『水深ゼロメートルから』は力をもらえる、私たち自身も応援したい気持ちになる映画
――ほぼプールでのワンシチュエーションで、舞台空間に近いところもあったかと思いますが、演じる上で舞台と映画で大きく違うと感じた部分はありますか。
濵尾 舞台はお客さんに向けて感情を発信するので、一番奥の人まで届くように演技をしていたんですけど、映画では話す相手に集中して、なるべくカメラも気にしないで、リアルを意識して演じるようにしていました。
――長回しが多くて、引きの画(え)も多かったので、緊張感もあったのではないでしょうか。
濵尾 山下監督が私たちに任せてくださっていたので、そこまでカメラを意識しませんでした。一度やってみてから、「ここは、こういうほうがいいんじゃないか」と付け足してくださるんです。ココロが「プール掃除なんてやってられない!」みたいな感じで箒を投げ捨てて日陰に行くシーンなどは山下監督の提案です。
――映画でも舞台同様、メインキャスト陣で話し合いはあったんですか。
濵尾 部屋は違うんですけど、同じ建物内に泊まって、みんなで大浴場に入るぐらいキャスト全員の仲が良くて。ご飯も一緒に食べたんですが、そのときに台本について話して。山下監督も「ここはどう思う?」とか「これだとやりにくいかな?」みたいな感じで寄り添って話してくださったので、それぞれの意見を言いやすかったです。寝る前には方言指導の方の部屋に集まって、みんなで方言を教えてもらったりしながら過ごしていました。
――特に苦労したシーンは?
濵尾 体育教師の山本先生と気持ちをぶつけ合うシーンです。ココロは胸の中に溜め込んでいたものを抱えきれなくなって、それを言わないと自分を保てなくなるから山本先生に感情を爆発させます。その気持ちを作るために生理中のことを思い出しながら、ココロになり切りました。
――完成した映画を観たときの印象はいかがでしたか。
濵尾 ついに映画になったんだといううれしい気持ちと、舞台とは違ってカット割りされているので、ここをピックアップするんだというのが面白くて新鮮でした。音楽も入ったことで、撮影現場で感じていたことよりも感動が大きくて。力をもらえる、私たち自身も応援したい気持ちになる映画だなと思いました。
――映像と舞台では、それぞれやりがいも違いますか。
濵尾 そうですね。舞台は笑い声だったり、鼻をすすっている音だったり、反応をその場でいただけるので楽しいですし、一回一回の公演で発見があって、成長することができるので経験値も上がります。稽古期間も長いので、役を突き詰められるのもやりがいがあります。
――映像はいかがですか。
濵尾 映像は舞台のように大きい声を出すなどお客さんを意識しすぎる必要がないので、ナチュラルに、その場で感じたことを受け止めて返すみたいなリアルなお芝居ができます。そうすると私自身にどんどん近くなっていく感覚があって、それが面白いなと思います。

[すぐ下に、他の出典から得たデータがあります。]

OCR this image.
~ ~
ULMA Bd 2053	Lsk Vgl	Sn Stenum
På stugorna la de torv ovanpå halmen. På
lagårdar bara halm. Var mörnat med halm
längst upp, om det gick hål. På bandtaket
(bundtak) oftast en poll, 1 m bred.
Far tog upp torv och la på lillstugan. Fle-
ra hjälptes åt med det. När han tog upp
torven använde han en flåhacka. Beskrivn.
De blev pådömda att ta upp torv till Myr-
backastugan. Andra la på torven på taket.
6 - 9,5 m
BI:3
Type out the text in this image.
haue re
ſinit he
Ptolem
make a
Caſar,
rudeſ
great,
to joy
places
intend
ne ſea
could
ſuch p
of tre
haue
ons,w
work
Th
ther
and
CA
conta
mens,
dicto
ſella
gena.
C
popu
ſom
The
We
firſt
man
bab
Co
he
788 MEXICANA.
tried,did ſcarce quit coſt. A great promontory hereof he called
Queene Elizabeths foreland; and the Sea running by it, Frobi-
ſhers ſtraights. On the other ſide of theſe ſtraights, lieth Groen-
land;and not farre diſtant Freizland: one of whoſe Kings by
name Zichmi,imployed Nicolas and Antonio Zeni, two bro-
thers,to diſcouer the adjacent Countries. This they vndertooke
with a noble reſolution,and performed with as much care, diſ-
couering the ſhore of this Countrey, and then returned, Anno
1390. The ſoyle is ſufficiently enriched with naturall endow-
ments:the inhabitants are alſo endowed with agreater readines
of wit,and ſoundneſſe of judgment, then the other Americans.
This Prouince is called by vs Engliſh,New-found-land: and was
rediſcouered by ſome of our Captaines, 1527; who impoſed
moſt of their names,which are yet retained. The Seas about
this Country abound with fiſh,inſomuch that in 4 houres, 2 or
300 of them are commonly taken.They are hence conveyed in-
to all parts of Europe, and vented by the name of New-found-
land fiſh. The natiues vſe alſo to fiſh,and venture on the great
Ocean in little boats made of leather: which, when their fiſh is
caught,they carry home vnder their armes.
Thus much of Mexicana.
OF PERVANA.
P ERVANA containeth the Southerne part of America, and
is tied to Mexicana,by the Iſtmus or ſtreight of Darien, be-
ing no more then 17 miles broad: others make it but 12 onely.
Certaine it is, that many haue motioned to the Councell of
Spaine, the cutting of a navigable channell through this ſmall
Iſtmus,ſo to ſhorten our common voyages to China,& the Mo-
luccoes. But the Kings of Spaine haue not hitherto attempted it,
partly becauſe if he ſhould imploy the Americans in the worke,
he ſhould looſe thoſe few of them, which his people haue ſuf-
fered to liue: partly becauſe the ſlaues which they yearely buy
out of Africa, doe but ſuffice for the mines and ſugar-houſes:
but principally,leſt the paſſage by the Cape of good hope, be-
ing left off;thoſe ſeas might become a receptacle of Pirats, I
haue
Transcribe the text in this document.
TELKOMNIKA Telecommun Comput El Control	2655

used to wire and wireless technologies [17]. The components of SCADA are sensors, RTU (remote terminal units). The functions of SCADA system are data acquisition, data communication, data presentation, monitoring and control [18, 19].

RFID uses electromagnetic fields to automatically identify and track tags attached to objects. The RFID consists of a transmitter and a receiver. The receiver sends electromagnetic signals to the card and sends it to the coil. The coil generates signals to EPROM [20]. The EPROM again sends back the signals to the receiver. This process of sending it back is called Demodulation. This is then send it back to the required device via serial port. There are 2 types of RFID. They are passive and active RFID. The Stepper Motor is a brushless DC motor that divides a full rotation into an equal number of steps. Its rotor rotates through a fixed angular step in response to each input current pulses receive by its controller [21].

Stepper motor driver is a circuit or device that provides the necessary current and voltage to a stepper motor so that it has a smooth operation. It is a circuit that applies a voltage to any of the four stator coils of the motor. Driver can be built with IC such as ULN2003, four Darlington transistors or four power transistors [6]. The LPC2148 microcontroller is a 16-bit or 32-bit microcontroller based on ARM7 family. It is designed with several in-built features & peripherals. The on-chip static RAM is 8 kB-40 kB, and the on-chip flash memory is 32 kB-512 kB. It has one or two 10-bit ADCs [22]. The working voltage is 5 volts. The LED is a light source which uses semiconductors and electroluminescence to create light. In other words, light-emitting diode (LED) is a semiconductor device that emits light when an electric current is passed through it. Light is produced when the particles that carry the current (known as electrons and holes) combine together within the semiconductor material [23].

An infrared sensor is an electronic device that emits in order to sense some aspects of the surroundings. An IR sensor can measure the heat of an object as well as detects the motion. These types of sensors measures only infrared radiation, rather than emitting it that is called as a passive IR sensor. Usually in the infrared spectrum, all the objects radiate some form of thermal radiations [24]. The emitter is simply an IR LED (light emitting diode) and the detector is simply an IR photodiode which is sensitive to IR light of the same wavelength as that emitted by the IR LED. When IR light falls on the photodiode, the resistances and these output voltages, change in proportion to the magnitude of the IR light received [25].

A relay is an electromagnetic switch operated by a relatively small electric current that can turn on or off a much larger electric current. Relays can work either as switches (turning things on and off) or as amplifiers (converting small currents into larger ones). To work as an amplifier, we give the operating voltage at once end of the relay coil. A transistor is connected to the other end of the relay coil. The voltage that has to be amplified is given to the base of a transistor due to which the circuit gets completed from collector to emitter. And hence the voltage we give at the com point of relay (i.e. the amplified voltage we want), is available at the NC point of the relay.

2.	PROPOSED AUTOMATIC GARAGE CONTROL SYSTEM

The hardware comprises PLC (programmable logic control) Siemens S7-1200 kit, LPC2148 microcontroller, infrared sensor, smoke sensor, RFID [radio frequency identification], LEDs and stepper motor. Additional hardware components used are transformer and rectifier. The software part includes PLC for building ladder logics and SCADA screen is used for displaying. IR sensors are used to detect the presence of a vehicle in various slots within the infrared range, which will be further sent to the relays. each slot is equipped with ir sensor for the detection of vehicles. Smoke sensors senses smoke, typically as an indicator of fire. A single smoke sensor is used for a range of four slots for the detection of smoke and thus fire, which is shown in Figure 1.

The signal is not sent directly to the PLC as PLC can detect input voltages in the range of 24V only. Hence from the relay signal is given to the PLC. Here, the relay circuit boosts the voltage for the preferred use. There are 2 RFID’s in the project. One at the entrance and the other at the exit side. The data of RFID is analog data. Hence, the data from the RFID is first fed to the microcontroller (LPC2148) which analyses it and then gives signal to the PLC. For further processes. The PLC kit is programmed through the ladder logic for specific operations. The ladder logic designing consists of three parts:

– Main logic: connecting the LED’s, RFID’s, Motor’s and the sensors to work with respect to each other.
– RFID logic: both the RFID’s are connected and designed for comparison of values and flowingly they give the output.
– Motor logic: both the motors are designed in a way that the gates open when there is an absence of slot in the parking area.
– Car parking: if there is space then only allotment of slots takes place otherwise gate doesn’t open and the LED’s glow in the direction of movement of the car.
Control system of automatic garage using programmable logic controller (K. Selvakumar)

――先ほど舞台の経験を積むほど緊張するというお話がありましたが、特に緊張する要因はありますか。
濵尾 リアルタイムで演じるので、ハプニングが起きたときに動揺もお客さんに伝わってしまうんだと思って、それが怖くて余計に緊張していたんですよね。ただ昨年11月に出させていただいた舞台『ハロー、妖怪探偵社』がコメディチックな作品で、照明が落ちてしまうハプニングがあったんです。私たちはびっくりしちゃったんですけど、お客さんは「特別な公演を観られて良かった」と喜んでくださって。たとえハプニングが起きても、上手く話しに戻しさえすれば大丈夫なんだと思えることができて、ちょっと成長できました。
――改めて映画『水深ゼロメートルから』の注目ポイントをお聞かせください。
濵尾 全部が注目ポイントなんですが、プールに制服、蝉の声、野球部の声など、全ての要素が綺麗にマッチしているので、ぜひ映画館で観てほしいです。また、みんなの心情が深く描かれているので、一人ひとりに注目していただき、それぞれにフォーカスを当てて観てもらえると絶対に面白いはずです!